[keycloak-dev] offline access
stian at redhat.com
Mon Apr 13 00:44:15 EDT 2015
----- Original Message -----
> From: "Bill Burke" <bburke at redhat.com>
> To: "Stian Thorgersen" <stian at redhat.com>
> Cc: "Marek Posolda" <mposolda at redhat.com>, keycloak-dev at lists.jboss.org
> Sent: Friday, 10 April, 2015 4:24:40 PM
> Subject: Re: [keycloak-dev] offline access
> On 4/10/2015 1:00 AM, Stian Thorgersen wrote:
> > Cloning into offline persistence is a good way to do it, I'm worried about
> > the complexity of it though. We'd need two separate user session stores
> > and do we look in both when there's a request for a user session? If we
> > don't look in both how do we make sure the persisted sessions are
> > re-loaded into the non-peristed store at startup time? That's even worse
> > in a cluster. I've implemented a hybrid store (where some stuff was kept
> > in jpa and others in-mem) it did end up as a bit of a cluster fuck though.

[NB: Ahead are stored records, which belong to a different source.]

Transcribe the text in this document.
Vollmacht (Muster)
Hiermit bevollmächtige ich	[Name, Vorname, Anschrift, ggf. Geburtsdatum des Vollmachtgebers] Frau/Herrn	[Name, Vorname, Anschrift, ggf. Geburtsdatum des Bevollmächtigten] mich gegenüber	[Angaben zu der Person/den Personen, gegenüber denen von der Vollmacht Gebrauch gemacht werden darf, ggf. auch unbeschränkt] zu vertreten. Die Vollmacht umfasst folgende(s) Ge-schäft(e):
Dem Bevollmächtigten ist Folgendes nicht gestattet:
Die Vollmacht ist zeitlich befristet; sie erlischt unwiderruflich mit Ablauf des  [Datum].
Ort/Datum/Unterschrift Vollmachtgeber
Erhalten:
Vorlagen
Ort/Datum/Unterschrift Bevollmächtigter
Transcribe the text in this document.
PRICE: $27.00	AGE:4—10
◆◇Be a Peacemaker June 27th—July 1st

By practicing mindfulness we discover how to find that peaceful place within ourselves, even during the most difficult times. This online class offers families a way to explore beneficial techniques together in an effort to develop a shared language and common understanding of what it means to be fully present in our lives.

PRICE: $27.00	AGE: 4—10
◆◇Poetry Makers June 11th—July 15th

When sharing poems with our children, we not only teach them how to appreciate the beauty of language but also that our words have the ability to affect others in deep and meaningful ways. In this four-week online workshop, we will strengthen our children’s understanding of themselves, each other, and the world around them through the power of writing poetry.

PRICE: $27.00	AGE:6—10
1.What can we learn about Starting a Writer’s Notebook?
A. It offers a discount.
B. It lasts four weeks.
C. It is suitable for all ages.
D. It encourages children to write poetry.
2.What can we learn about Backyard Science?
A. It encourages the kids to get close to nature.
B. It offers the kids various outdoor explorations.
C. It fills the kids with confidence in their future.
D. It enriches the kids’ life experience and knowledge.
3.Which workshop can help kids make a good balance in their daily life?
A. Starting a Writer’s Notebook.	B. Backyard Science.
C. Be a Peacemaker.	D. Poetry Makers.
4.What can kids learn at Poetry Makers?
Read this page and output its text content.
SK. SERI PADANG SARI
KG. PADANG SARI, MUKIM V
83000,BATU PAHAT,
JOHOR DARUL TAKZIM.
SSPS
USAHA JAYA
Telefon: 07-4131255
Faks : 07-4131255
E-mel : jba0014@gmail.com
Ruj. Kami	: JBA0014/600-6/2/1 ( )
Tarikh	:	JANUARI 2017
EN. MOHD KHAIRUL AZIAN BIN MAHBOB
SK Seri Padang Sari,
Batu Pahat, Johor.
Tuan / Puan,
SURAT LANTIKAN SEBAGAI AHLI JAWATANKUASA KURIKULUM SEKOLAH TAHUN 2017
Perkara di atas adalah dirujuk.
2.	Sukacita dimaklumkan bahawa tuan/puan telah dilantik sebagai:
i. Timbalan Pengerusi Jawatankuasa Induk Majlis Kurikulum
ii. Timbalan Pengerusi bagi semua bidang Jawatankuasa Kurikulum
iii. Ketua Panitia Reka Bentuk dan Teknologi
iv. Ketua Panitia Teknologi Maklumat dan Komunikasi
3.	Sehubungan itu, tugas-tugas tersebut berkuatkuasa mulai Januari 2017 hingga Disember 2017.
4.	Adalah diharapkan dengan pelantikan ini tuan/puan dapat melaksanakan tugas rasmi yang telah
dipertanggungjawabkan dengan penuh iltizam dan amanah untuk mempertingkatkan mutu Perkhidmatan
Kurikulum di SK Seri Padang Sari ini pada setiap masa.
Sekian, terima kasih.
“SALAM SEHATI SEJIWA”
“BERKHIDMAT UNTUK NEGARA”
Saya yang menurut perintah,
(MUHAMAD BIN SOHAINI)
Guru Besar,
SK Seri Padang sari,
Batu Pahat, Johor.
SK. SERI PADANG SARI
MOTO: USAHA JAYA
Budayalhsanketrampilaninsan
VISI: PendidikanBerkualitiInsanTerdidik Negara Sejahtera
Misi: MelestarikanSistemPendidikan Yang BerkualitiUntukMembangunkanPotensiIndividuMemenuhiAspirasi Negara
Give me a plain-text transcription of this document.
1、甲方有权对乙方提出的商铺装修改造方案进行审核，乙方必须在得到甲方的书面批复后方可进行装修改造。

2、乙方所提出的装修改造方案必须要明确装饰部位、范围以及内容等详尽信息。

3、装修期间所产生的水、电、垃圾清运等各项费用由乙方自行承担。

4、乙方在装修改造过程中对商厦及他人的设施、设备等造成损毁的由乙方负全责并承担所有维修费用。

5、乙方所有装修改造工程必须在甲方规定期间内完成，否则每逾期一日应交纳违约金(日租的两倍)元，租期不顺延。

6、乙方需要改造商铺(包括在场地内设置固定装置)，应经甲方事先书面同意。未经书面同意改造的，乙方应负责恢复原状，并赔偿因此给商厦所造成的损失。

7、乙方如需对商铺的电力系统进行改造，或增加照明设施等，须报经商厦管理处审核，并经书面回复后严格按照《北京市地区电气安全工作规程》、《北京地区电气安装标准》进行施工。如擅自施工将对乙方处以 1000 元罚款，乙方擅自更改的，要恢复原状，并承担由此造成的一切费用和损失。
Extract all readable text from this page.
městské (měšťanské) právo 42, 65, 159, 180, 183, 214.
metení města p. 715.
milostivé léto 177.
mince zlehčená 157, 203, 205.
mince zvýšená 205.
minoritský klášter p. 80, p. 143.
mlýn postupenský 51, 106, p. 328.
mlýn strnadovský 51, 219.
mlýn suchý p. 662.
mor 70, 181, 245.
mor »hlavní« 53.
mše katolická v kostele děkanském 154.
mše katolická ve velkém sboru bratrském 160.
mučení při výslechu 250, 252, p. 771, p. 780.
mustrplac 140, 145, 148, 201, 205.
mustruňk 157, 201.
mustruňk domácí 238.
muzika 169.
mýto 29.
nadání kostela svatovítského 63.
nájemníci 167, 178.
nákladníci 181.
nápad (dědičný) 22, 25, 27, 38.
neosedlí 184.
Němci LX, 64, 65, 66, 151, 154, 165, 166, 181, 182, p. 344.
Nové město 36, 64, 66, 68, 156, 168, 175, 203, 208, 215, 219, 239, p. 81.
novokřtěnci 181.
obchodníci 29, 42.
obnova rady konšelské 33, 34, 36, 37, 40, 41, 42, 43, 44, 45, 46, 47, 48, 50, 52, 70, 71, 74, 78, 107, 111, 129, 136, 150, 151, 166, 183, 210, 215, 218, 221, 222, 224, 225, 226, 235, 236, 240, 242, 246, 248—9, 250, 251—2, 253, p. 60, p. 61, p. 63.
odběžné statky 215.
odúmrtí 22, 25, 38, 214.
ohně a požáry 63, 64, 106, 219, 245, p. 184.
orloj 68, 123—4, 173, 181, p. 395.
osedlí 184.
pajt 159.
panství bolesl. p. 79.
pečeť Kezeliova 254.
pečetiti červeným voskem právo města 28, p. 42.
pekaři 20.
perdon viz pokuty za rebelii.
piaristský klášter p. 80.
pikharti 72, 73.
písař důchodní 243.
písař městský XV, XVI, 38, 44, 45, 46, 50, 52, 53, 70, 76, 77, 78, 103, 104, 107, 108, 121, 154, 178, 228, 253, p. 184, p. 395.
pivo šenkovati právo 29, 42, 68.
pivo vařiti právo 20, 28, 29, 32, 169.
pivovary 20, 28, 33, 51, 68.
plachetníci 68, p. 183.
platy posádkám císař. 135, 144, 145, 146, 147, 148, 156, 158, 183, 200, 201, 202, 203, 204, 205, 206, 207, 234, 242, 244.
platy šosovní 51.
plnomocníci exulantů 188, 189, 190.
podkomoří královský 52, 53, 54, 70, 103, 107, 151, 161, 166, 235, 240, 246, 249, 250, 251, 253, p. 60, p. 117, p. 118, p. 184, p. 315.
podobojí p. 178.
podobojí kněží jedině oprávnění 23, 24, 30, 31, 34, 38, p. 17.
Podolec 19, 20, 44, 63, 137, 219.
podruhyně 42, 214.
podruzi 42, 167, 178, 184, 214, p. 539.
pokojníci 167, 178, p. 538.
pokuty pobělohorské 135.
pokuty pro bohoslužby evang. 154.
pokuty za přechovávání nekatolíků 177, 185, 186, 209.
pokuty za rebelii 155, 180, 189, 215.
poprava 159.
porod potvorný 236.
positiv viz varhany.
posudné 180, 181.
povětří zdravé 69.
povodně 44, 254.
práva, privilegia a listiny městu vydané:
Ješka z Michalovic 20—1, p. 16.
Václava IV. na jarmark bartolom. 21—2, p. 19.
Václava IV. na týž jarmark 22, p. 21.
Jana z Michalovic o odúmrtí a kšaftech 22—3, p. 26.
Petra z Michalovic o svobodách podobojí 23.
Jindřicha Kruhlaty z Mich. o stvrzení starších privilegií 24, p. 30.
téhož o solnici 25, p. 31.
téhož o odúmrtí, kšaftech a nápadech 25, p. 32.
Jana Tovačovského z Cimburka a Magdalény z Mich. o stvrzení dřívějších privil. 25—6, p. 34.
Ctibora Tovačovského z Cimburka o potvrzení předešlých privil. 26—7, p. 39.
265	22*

> I'm not worried about the complexity as we do something similar for user
> federation: UserFederationManager. KeycloakSession also allows you to
> get access to internal storage, verses a logically federated view.
> But...when I think about it more, maybe there are performance
> implications to my suggestion? Would refresh token hit the DB
> unnecessarily? Maybe this isn't an issue because refresh token requests
> rarely reference expired refresh tokens.
> > I don't have an issue with admins managing offline sessions in the existing
> > way they manage sessions, actually that's probably the best way. We would
> > probably need to add support for logging out all or just non-offline when
> > logging out a user or application though.
> > I don't like the idea of just having an offline column in account
> > management though as I think that's confusing to users. We need to at some
> > point give the account management some TLC as it looks pretty horrible and
> > there's some concepts that's probably confusing to most users. For example
> > sessions, logs and even worse federated identities. As a user I'd expect a
> > list of devices that I have logged in (Home computer, Work computer,
> > Mobile, etc.) and the ability to log that out. Then I'd expect a separate
> > list of applications/clients that can access my account where I can revoke
> > access to a specific client (which would also invalidate any offline
> > access). That's still perfectly achievable with either two approaches
> > though.
> I agree on account management needing some love. I'd like to see us
> incorporate IP address demographics, then somebody could see where a
> login was from i.e. USA, China, etc. They don't need to see the IP
> We will have to start logging user-agent header information in
> UserSession so that we can determine if the user was logged in via a
> device or not. We'll also have to add a description to Applications.
> Otherwise the only designations we would be able to show is "Browser,
> Device, and Offline".
> > Finally, we also need to introduce an offline role/scope that we can assign
> > to applications either through admin console, but it should also be
> > possible to use ?scope=offline which is what the OIDC spec mandates. This
> > would then work together with persisting consent/grants and the account
> > management would show what permissions each client has, including offline
> > access. There should be a single revoke access button for each client.
> > That would remove all persisted consents/grant for that client and also
> > remove all client sessions for that client. Doing that would also expire
> > all "offline" refresh tokens without requiring the user to manually manage
> > "client sessions".
> > Another thing we should probably also add support to view/manage persisted
> > consents in the admin console. For example an admin should be able to see
> > what consents a user has given to what application and also revoke.
> We already know what the user has consented to. This information is
> within the application's configured metadata: scope mappings, protocol
> mappers, etc.
Those can change over time though, which means that what a user previously consented to might be different to the clients "scope". Also, at some point we probably should introduce support for scope query param, which means each "login request" from an application could request different scopes. OIDC has a number of "scopes" that I'm pretty sure we need to support if we're going be a valid implementation.